TCU arquiva representação sobre uso de jatinho por Nikolas Ferreira durante campanha eleitoral

O Tribunal de Contas da União (TCU) decidiu arquivar a representação que pedia investigação sobre a origem dos recursos que custearam viagens aéreas do deputado Nikolas Ferreira (PL-MG) em um jatinho do banqueiro Daniel Vorcaro, dono do Banco Master.

O caso chegou ao TCU após o Ministério Público de Contas apresentar ação questionando a origem dos recursos dos deslocamentos de Nikolas no jatinho durante a campanha eleitoral de 2022.

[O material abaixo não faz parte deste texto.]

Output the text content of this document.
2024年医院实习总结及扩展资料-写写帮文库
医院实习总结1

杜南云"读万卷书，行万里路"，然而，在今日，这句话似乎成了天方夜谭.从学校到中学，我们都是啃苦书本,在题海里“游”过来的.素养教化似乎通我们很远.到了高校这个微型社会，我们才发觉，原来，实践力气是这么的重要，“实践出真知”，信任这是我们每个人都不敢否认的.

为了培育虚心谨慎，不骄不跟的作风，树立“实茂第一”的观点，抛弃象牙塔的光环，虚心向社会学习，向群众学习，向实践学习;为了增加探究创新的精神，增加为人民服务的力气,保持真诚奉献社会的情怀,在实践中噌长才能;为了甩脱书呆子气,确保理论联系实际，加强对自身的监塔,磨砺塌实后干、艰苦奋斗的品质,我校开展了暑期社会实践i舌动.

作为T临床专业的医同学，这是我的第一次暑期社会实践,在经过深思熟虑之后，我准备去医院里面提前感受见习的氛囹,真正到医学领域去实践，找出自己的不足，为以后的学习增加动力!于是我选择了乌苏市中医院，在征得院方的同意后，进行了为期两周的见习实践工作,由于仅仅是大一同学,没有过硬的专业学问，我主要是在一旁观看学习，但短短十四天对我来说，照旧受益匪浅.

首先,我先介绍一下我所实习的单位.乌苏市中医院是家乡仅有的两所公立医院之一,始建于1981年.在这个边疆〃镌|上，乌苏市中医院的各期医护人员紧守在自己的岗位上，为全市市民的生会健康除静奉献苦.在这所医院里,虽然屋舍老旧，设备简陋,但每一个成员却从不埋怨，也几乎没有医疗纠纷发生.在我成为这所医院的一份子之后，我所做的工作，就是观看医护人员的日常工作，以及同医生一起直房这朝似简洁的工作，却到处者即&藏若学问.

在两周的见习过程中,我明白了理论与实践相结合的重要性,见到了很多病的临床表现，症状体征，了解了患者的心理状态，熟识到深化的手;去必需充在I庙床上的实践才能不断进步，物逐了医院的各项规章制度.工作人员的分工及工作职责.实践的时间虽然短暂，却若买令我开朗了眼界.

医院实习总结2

Apesar disso, o processo foi encerrado por decisão do ministro Antonio Anastasia, relator do caso. Ele entendeu que a análise do tema cabe ao Tribunal Superior Eleitoral (TSE), e não ao tribunal de contas.

Com isso, o TCU optou por não analisar o mérito da representação e arquivou o processo. Em acórdão, o tribunal avaliou que os fatos narrados se enquadram como financiamento de campanha eleitoral e, portanto, não são de sua competência.

“Considerando que os fatos narrados na representação se relacionam ao financiamento de campanha eleitoral e à forma de custeio de despesas realizadas nesse contexto, cuja apuração técnico-contábil e julgamento da regularidade das contas constituem atribuição própria da Justiça Eleitoral”, cita o documento.

A representação foi protocolada após reportagem revelada pela colunista Malu Gaspar, do jornal O Globo, segundo a qual o parlamentar teria utilizado o jatinho de Vorcaro para realizar campanha em nove estados e no Distrito Federal.

À coluna, Nikolas afirmou que o arquivamento confirma sua versão dos fatos. “É mais uma narrativa que caiu por terra”. “Vão ter que inventar mais uma para me derrubar. Fico em paz demais. Não tenho nada. Tenho nada de errado”, declarou.

O jatinho está registrado em nome do grupo Prime You, empresa que também possui outras aeronaves e bens ligados ao banqueiro, incluindo uma mansão em Brasília.

Em outubro de 2022, período das viagens, Vorcaro ainda era sócio da empresa com Maurício Quadrado. A sociedade foi desfeita em setembro de 2025, dois meses antes da liquidação do Banco Master.